A streetside water fountain

Armenia also seems to be a place of old and new. On the way to Gyumri, parts of the road were well paved with modern railings while others were littered with potholes and demarcated with stones. Similarly, in Gyumri, the large roads are well paved, but the side streets are run down. On many of the smaller streets, large holes in the concrete pavement reveal the pebbles over which the pavement was laid. There are also many houses that are crumbling or boarded up among other proudly standing ones. This legacy of the 1988 earthquake is still visible.
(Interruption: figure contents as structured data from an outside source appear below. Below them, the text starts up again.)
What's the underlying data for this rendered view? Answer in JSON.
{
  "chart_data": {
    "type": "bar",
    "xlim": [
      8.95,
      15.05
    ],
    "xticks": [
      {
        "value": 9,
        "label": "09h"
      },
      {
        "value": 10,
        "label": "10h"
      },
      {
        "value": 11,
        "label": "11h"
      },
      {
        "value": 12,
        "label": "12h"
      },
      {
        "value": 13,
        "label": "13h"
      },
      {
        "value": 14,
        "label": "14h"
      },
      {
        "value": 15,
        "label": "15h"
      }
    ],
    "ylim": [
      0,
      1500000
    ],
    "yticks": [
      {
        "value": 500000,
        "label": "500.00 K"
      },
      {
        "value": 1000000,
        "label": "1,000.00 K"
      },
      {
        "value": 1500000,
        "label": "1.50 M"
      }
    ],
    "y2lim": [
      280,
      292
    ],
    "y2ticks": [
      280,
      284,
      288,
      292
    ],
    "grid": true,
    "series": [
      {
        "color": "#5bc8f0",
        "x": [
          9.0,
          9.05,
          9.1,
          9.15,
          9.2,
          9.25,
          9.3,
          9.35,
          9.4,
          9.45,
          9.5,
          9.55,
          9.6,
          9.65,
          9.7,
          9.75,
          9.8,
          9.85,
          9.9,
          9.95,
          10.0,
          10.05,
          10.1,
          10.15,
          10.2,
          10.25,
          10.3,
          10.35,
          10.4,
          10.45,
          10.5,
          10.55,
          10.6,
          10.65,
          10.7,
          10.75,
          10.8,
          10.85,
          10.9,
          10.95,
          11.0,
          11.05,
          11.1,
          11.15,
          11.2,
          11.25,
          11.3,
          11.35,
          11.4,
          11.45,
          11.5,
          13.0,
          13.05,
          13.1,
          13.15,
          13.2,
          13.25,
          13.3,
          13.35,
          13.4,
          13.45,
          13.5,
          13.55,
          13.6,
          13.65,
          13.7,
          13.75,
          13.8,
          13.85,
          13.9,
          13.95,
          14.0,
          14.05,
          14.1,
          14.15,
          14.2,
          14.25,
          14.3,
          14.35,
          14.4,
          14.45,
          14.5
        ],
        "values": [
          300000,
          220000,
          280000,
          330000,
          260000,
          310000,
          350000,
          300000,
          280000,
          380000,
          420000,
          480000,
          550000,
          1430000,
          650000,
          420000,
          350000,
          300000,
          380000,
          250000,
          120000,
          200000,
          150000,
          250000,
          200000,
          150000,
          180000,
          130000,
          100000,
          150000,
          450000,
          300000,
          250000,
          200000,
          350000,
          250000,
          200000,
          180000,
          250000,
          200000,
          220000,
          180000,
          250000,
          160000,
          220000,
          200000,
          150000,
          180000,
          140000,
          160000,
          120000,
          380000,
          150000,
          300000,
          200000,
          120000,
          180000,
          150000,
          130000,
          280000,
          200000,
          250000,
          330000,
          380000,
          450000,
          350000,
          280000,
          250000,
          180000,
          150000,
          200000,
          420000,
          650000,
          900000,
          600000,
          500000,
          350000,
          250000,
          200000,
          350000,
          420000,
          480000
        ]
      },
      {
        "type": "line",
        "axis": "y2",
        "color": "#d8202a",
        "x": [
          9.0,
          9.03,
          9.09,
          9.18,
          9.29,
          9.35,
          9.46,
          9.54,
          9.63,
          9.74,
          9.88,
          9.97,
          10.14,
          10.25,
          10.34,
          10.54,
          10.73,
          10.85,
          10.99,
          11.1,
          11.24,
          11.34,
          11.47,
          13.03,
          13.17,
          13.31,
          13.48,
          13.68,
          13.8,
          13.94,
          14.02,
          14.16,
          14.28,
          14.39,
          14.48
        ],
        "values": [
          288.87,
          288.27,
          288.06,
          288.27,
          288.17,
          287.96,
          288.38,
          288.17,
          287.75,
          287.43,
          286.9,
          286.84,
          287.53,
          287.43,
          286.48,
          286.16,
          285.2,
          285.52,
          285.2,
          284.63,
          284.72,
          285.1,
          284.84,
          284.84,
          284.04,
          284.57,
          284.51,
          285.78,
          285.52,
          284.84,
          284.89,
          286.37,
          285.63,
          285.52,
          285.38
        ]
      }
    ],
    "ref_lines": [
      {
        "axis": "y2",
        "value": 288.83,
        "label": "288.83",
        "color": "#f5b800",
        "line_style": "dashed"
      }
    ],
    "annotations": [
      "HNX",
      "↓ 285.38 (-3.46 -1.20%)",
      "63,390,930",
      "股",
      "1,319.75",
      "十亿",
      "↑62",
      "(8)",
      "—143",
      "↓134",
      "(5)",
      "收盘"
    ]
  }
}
Furthermore, there are some crosswalks with screens counting down both the green and red lights and other places where you have to calculate whether a car will let you pass. If a car lets you pass, it may only slow down, instead of stopping, making you question your judgment. I was also surprised to see many stone-laid accessible paths alongside steps and on the curb. Then again, the other side of the street is like hiking through the woods with many tree roots in the way. Moreover, rusty Soviet era cars sputter alongside more recent Mercendes Benz cars, either indicating growth or disparities.

A more rundown street

The place where we wanted to have lunch was closed for the day, so we ended up wandering through a third of Gyumri. We settled on Florence Gyumri, which is pricey for locals but pretty affordable by American standards.
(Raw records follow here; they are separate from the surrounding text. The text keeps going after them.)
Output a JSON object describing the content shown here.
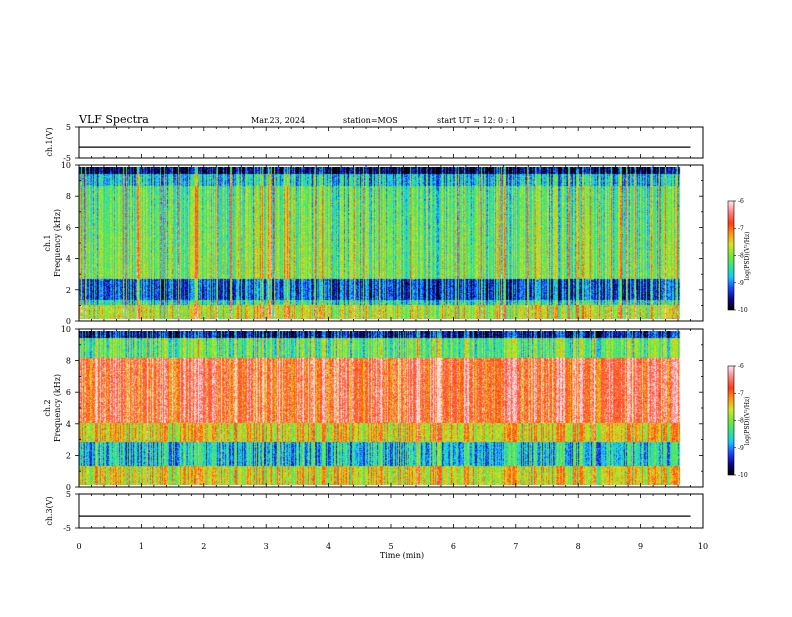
{
  "header": {
    "title": "VLF Spectra",
    "date": "Mar.23, 2024",
    "station": "station=MOS",
    "start_ut": "start  UT =   12: 0  : 1"
  },
  "colors": {
    "black": "#000000",
    "white": "#ffffff",
    "spectrum": [
      "#000000",
      "#0a0a8c",
      "#1e46ff",
      "#14c8ff",
      "#32e68c",
      "#7ce632",
      "#d2e628",
      "#ff9614",
      "#ff3c14",
      "#ff8282",
      "#ffe6e6"
    ]
  },
  "chart_data": [
    {
      "type": "line",
      "name": "panel-ch1-voltage",
      "ylabel": "ch.1(V)",
      "ylim": [
        -5,
        5
      ],
      "yticks": [
        "5",
        "-5"
      ],
      "xlim": [
        0,
        10
      ],
      "series": [
        {
          "values_description": "flat trace at about -1.5 V across 0–9.8 min",
          "level": -1.5
        }
      ]
    },
    {
      "type": "heatmap",
      "name": "panel-ch1-spectrogram",
      "ylabel": "ch.1",
      "ylabel2": "Frequency (kHz)",
      "ylim": [
        0,
        10
      ],
      "yticks": [
        "0",
        "2",
        "4",
        "6",
        "8",
        "10"
      ],
      "xlim": [
        0,
        10
      ],
      "data_xmax": 9.8,
      "colorbar": {
        "label": "log(PSD)(V²/Hz)",
        "range": [
          -10,
          -6
        ],
        "ticks": [
          "-6",
          "-7",
          "-8",
          "-9",
          "-10"
        ]
      }
    },
    {
      "type": "heatmap",
      "name": "panel-ch2-spectrogram",
      "ylabel": "ch.2",
      "ylabel2": "Frequency (kHz)",
      "ylim": [
        0,
        10
      ],
      "yticks": [
        "0",
        "2",
        "4",
        "6",
        "8",
        "10"
      ],
      "xlim": [
        0,
        10
      ],
      "data_xmax": 9.8,
      "colorbar": {
        "label": "log(PSD)(V²/Hz)",
        "range": [
          -10,
          -6
        ],
        "ticks": [
          "-6",
          "-7",
          "-8",
          "-9",
          "-10"
        ]
      }
    },
    {
      "type": "line",
      "name": "panel-ch3-voltage",
      "ylabel": "ch.3(V)",
      "ylim": [
        -5,
        5
      ],
      "yticks": [
        "5",
        "-5"
      ],
      "xlim": [
        0,
        10
      ],
      "series": [
        {
          "values_description": "flat trace at about -1.5 V across 0–9.8 min",
          "level": -1.5
        }
      ]
    }
  ],
  "xaxis": {
    "label": "Time (min)",
    "ticks": [
      "0",
      "1",
      "2",
      "3",
      "4",
      "5",
      "6",
      "7",
      "8",
      "9",
      "10"
    ]
  }
}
  • Eggplant rolls filled with labne (thick yogurt), as opposed to walnut sauce, in Georgia - eggplant was well roasted and flavorful
  • Labne spread with diced olives and tomatoes mixed in, topped with drizzle of oil
  • Aveluk (Armenian sorrel) soup - tasted almost like seaweed or mushroom (fat choy?), a few bits of chicken
  • Lavash - rolled up it was quite chewy but good for soup dipping, unrolled and torn it was like roti but less fatty
Florence Gyumri was decorated with colorful, ceramic dishes as well as basket-shaped lights.

Lunch was quite heavy, so for dinner I just had some penne with vegetables at Tashir Pizza. Vegetables were well roasted and cheese was aromatic.

The central part of the city is lit up with festive lights.